Recently we have been faced with the inadequacies of our current parish data entry system. Newcomers have sometimes had to submit their information numerous times to be placed on the membership list, to receive offering envelopes (if they want them), and to begin receiving our weekly e-newsletter. Yes, Christian discipleship sometimes requires fortitude, and even tenacity—but how hard do we want to make it for people to sign up?
So we are addressing our “intake system” to make it more accessible, more streamlined, and more efficient. We are also taking this opportunity to update the information itself. So we are asking you to help us by filling in the Member Information form we are supplying in this week’s bulletin. The form will be available throughout the summer in the narthex Online Or, if you’d prefer, give us a call or drop us a line.
We need details. If you have several names, which one do you prefer, or do you prefer a nickname? Are there children under the age of 18 living in your home? What are their names and years of birth, so that we can more easily create a demographic profile of the congregation by age? If you have several email addresses and phone numbers, which ones do you prefer we use? Please help us … to help you.

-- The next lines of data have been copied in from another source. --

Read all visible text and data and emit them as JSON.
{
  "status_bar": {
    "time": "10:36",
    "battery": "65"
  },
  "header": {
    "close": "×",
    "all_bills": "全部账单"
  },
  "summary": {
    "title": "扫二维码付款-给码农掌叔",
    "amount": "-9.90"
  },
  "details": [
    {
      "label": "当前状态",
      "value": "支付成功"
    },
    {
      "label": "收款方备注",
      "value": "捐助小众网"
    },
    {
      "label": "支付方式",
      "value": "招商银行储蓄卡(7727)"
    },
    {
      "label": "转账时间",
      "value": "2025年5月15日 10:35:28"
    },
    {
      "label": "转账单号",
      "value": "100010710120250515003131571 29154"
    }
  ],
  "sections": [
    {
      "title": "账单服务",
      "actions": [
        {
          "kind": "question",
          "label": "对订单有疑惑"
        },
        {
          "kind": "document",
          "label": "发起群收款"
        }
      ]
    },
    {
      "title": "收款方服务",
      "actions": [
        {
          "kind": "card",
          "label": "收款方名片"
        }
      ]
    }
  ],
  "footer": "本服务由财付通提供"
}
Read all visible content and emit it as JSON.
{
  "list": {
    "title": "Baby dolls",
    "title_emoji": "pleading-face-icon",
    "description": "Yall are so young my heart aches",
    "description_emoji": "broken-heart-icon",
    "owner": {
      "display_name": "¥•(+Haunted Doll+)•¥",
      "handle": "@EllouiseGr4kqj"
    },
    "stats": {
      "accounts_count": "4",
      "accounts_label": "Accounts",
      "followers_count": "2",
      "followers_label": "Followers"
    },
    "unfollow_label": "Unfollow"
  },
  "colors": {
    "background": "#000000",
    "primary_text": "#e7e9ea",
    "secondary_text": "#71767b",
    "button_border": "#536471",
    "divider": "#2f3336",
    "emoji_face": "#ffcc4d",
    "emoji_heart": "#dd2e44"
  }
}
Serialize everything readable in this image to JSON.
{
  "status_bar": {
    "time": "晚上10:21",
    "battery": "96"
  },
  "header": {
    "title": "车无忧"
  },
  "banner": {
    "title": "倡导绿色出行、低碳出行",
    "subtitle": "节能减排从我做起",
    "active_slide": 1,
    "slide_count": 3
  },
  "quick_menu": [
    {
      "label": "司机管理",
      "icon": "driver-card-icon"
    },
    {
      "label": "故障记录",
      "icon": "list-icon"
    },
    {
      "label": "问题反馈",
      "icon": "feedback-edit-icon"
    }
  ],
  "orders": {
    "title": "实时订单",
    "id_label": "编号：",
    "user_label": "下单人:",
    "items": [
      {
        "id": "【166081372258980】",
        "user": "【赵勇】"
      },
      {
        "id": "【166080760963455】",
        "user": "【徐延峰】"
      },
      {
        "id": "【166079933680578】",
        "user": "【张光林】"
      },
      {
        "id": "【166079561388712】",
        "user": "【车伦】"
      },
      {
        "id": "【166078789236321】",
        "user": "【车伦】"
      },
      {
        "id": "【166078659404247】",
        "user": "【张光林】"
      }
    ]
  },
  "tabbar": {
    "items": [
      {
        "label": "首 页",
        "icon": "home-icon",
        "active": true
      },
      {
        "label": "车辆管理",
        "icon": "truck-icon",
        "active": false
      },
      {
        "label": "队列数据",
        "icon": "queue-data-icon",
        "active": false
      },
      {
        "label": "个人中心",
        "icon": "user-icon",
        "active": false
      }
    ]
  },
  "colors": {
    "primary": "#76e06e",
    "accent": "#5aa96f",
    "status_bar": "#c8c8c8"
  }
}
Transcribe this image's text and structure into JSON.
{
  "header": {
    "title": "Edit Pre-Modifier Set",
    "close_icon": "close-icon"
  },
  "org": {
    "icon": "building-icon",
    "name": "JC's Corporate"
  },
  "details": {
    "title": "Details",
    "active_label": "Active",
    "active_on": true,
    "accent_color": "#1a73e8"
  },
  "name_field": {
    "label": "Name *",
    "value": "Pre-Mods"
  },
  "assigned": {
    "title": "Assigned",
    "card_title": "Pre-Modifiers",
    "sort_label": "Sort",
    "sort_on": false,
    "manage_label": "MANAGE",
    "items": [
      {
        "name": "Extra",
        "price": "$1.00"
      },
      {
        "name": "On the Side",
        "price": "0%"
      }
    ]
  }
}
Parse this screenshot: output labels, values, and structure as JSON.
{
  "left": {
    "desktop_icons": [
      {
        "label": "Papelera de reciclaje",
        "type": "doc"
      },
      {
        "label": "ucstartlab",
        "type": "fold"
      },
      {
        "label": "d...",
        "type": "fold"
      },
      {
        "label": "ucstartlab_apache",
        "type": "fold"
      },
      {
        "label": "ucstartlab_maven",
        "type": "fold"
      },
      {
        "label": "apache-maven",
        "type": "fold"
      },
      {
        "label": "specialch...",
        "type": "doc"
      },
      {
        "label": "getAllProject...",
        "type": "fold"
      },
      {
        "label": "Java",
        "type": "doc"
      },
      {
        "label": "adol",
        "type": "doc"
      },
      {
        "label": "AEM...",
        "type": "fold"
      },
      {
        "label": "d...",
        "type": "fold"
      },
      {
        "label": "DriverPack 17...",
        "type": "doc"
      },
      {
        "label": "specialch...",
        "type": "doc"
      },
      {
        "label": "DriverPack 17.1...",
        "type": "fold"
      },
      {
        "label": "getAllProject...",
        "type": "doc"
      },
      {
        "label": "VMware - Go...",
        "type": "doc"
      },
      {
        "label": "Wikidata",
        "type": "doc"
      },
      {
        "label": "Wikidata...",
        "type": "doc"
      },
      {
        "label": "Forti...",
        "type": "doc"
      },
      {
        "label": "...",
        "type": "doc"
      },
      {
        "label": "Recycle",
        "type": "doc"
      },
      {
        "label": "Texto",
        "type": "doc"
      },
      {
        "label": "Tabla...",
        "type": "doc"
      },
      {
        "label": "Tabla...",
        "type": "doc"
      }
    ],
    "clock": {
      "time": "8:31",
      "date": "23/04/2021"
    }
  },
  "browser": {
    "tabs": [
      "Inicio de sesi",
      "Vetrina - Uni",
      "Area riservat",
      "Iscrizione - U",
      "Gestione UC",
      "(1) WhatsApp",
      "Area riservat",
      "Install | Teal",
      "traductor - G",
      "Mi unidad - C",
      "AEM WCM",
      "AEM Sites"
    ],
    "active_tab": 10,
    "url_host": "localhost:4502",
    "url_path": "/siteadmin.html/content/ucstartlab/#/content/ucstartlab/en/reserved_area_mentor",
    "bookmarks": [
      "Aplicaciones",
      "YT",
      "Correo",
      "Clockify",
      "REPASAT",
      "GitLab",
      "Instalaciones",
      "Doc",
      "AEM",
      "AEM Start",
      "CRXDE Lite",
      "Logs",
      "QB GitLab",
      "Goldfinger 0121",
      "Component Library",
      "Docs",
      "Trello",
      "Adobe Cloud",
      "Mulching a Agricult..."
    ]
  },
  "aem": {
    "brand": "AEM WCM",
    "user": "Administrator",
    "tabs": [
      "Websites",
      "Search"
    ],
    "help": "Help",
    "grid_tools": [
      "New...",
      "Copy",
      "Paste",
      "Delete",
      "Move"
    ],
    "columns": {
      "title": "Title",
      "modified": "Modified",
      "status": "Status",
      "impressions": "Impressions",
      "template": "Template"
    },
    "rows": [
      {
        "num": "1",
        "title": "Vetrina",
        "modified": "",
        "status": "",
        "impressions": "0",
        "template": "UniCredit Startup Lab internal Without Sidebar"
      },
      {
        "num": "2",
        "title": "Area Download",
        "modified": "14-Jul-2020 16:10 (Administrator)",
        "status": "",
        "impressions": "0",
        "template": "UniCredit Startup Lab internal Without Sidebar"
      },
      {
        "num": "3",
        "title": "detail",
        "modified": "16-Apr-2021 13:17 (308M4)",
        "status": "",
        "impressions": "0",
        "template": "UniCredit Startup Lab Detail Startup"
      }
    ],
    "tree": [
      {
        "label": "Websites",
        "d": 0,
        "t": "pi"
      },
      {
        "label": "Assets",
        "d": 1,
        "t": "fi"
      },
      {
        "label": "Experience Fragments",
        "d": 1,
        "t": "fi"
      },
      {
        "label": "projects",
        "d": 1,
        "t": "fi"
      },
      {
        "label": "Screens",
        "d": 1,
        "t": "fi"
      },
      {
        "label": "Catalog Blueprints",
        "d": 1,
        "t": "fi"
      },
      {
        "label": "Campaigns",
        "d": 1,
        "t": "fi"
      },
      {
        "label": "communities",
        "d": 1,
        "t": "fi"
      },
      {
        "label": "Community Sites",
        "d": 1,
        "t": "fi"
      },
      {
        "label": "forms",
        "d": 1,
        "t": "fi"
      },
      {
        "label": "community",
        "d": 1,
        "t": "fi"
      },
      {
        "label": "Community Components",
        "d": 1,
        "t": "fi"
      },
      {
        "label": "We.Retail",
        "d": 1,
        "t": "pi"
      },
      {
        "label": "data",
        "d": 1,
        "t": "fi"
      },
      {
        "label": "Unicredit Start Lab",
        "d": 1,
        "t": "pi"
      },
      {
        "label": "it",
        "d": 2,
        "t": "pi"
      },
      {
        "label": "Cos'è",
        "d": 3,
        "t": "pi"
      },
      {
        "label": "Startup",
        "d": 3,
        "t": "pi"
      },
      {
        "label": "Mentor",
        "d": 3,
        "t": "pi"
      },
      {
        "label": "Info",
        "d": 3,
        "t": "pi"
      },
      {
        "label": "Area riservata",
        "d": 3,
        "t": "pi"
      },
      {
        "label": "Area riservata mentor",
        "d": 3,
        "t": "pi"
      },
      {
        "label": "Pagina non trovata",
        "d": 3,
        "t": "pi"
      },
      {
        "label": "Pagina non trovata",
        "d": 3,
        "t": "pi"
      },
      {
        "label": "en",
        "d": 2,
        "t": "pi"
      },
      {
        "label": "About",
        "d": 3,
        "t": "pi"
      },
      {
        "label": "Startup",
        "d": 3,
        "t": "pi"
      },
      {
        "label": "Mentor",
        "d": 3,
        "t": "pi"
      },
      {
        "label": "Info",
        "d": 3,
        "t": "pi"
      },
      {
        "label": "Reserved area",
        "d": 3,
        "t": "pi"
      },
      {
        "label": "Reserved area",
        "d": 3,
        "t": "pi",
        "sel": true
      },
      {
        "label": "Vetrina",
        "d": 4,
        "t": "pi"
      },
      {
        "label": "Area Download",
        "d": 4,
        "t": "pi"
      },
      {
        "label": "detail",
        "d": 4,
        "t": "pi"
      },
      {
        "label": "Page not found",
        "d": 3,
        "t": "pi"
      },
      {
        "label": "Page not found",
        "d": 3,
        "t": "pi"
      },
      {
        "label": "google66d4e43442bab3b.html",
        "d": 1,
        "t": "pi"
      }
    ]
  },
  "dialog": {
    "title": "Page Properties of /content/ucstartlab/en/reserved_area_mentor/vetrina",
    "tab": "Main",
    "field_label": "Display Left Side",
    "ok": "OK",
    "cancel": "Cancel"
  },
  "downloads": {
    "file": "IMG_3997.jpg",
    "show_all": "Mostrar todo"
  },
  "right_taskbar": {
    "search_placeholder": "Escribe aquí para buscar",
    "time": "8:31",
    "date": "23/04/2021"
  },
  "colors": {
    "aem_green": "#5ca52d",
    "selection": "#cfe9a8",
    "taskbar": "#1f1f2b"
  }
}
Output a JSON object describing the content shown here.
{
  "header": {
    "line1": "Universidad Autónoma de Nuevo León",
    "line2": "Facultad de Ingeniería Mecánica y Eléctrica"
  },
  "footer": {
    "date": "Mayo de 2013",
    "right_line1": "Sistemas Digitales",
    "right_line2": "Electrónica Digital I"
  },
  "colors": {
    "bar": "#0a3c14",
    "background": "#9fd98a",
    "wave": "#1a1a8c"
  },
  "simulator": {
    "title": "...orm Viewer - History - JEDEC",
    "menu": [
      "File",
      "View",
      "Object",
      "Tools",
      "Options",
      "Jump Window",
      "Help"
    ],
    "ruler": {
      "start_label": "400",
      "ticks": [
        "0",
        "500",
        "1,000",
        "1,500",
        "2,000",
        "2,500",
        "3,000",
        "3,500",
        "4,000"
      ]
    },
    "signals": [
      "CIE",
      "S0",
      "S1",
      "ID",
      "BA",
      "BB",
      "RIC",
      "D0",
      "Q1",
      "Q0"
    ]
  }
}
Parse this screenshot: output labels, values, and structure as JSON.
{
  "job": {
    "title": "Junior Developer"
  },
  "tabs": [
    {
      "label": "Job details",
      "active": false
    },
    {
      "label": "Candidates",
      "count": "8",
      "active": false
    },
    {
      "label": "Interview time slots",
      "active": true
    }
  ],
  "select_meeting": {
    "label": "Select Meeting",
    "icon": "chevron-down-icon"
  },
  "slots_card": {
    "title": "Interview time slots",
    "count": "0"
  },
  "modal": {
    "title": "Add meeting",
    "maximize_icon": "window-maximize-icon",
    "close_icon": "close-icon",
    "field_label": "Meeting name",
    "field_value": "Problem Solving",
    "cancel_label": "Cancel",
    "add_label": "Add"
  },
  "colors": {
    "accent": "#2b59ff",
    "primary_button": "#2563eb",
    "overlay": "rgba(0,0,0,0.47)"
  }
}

One definition of a vocation is: “where my passion meets the world’s need”. Well! Are there any passionate gardeners out there looking for a need? Are you looking for a great summer project that will engage your skills and make you feel good? Have we got an opportunity for you!
For years we at St. Stephen’s have been exploring ways to make our buildings more welcoming, accessible, and useful for the wider community. But our grounds! They are the face we show to the world. But what a neglected and forlorn face they are—an eyesore even! The grass is dry and patchy, the west garden derelict and overgrown, and there is not one inviting spot that bids pedestrians to come rest awhile. Our neighbours notice this. Last year one even offered to come over and water our lawn for us!
True, the Memorial Garden has now been professionally spruced up, with plants and embellishments soon to be added, and a stone marker, lit by night, will appear at the corner of our property, bearing the inscription, “THE CHURCH OF SAINT STEPHEN: Open Hearts. Open Minds.” But these improvements will only highlight the lack of care shown for the rest of our grounds.
So … is gardening your gift? Have you recently moved from a house to a condo or to an apartment and find yourself missing the great outdoors? Are you hankering for a chance to get your hands dirty? If you have the passion, we have the need!